LA LOI DU 9 DECEMBRE 1905

La loi de Séparation de l’Eglise et de l’Etat a été promulguée le 9 décembre 1905.
Cette loi de 1905 est, d’abord et avant tout, une loi de pacification, une grande loi de réconciliation nationale entre « ceux qui croient au Ciel et ceux qui n’y croient pas », comme l’écrivait le poète Aragon (dans son magnifique poème : la Rose et le Réséda).
En fait, cette loi est une loi de réconciliation entre deux France :
– celle de la tradition et de la transmission, attachée à ses racines,
– et celle du progrès social et de l’industrialisation, ouverte sur l’extérieur.
Je voudrais souligner que cette loi ne s’est pas faite du jour au lendemain : elle a mis quasiment 20 ans pour être mise en place. Il a fallu de longues négociations pour aboutir, en 1924, à une solution.
Car c’est cette loi qui noue le dialogue entre les anticléricaux et les religions (les catholiques comme les autres), et qui les unit autour d’un même texte.
Parce qu’au fond, c’est ça la politique : la voie du dialogue, la voie du consensus, du compromis et de la modération, qui n’est pas la faiblesse.

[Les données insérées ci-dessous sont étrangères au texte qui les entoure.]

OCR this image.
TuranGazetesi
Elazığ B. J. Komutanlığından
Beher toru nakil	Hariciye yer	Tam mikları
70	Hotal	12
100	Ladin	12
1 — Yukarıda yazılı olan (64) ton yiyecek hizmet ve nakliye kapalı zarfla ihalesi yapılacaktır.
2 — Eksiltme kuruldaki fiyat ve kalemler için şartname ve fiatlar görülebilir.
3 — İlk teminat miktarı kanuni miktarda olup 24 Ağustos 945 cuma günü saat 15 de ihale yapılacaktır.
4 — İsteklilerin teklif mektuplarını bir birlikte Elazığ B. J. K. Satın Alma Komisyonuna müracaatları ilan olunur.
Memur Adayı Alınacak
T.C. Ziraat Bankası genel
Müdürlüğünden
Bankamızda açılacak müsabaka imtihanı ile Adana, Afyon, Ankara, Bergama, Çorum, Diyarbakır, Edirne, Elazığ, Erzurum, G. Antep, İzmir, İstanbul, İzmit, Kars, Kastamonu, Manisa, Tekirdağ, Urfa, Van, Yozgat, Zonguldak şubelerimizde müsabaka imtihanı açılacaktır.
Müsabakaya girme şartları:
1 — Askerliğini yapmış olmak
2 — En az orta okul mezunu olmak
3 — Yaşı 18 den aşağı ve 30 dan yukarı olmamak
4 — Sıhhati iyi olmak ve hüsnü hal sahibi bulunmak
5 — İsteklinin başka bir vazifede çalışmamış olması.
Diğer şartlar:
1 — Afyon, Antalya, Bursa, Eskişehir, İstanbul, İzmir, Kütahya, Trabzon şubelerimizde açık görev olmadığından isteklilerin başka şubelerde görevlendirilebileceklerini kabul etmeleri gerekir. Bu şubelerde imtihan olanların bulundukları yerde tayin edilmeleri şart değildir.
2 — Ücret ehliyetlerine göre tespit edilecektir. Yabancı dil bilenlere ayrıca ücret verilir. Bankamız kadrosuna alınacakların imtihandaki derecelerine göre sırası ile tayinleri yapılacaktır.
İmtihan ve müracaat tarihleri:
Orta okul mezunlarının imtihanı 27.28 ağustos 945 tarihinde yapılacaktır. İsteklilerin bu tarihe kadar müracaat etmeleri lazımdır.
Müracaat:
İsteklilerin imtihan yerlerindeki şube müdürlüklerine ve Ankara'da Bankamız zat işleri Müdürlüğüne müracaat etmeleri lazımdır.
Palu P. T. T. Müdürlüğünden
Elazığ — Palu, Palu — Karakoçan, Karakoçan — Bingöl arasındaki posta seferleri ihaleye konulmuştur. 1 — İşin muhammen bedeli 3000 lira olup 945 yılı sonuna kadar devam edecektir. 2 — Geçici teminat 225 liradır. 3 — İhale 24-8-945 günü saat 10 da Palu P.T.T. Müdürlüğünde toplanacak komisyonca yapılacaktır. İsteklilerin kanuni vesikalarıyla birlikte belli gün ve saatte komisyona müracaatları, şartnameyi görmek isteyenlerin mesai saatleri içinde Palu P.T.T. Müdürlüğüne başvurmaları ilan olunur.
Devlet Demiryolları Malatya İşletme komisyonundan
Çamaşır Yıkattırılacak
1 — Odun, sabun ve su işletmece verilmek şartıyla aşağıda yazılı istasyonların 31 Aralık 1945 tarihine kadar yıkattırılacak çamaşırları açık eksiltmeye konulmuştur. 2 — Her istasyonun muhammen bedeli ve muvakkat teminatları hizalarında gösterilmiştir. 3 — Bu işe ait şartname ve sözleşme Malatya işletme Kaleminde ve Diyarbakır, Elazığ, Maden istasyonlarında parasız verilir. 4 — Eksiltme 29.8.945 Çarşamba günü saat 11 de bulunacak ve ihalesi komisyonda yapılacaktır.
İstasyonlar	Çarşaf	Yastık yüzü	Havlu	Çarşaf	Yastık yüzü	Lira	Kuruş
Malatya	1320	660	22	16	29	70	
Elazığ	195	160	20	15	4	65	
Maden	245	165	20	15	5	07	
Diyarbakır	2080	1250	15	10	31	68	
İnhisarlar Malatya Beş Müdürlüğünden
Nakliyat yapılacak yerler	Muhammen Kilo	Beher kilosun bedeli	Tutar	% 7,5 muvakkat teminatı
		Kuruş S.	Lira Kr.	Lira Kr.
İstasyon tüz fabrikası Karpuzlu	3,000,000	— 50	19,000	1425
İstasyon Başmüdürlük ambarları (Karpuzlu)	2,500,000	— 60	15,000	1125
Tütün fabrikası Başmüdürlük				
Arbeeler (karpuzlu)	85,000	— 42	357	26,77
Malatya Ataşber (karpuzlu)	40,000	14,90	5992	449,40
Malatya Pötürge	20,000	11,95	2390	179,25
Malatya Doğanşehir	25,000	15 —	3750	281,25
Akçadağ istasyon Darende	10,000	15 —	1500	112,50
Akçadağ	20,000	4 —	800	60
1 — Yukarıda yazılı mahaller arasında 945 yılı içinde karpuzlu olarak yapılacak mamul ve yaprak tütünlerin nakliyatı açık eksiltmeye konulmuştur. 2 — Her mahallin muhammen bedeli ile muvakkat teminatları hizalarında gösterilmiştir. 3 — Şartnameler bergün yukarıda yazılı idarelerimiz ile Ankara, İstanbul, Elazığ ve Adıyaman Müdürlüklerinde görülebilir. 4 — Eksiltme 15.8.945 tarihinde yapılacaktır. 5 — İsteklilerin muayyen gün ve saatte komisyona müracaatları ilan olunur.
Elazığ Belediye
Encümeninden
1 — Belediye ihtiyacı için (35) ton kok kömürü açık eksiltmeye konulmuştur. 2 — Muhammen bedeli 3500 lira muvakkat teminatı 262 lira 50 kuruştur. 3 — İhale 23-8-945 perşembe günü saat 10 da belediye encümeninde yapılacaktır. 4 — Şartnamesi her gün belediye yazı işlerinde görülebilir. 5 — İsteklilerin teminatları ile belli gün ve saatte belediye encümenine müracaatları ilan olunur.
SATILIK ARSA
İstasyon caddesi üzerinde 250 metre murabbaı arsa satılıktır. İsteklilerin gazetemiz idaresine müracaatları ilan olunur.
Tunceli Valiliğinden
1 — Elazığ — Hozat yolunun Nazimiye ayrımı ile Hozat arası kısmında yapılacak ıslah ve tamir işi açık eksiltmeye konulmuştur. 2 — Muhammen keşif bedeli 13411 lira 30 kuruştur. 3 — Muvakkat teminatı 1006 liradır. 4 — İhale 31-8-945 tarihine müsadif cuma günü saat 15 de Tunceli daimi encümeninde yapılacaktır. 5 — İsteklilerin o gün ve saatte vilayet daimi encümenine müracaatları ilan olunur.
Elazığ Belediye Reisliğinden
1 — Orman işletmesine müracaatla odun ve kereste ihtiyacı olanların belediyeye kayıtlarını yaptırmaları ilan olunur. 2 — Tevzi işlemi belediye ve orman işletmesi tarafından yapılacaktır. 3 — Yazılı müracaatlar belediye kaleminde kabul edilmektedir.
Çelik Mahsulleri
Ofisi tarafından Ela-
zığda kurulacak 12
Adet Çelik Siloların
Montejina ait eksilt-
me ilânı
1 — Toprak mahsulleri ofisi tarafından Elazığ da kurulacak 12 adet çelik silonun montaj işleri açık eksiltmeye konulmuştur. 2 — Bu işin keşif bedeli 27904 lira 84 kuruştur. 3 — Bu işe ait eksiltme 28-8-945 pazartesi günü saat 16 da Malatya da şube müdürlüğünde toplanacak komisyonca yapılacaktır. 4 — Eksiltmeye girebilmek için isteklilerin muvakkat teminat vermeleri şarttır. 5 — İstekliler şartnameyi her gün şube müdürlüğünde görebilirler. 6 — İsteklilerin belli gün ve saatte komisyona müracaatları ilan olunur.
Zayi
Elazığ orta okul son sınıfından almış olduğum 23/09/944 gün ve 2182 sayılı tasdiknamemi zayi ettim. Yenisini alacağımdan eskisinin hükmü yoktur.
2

Aristide Briand, le rapporteur de la loi, l’avait bien compris pour qui rien de grand ne peut se faire, rien qui dure ne peut se construire, qui ne soit fondé sur l’écoute, le dialogue et l’action.
Alors, on a fait cette loi simple, concise et efficace.
Cette loi qui crée la plus belle et la plus grande des exceptions françaises : la laïcité.
Une laïcité qui ne juge pas, ne condamne pas, ne rejette pas.
Une laïcité qui est une main tendue, une ouverture, une invitation, mais en même temps un rempart, une limite, une mise en garde.
Une laïcité qui est un hommage rendu par la raison humaine aux religions, en ce qu’elle place la liberté au cœur de la foi.
Une laïcité qui est devenue, au fil des ans, le supplément d’âme de notre nation, la France.

Aujourd’hui, cette loi incarne, à elle seule, la République.
C’est pourquoi elle mérite d’être fêtée.
Mais c’est aussi pourquoi il nous faut faire le point sur cette laïcité.
Certes, plus personne ne songe à restreindre la place des Eglises dans notre société.
Mais si la laïcité n’est plus une laïcité de combat, il existe des combats que nous devons livrer, aujourd’hui, pour la laïcité.
Parce qu’elle est menacée.
Menacée par ces formes nouvelles que sont le communautarisme et l’intégrisme.
Les exemples se multiplient, aujourd’hui, de plus en plus, jusque devant les tribunaux.
Et bien, ce n’est pas rendre service à l’immense majorité des croyants que de laisser les intégristes gagner pas à pas du terrain.
Face à eux, aucun accommodement n’est possible.
Aucun accommodement n’est raisonnable.
Plus que jamais donc, il nous faut défendre la laïcité.
Plus que jamais, il nous faut en parler, il nous faut la faire vivre.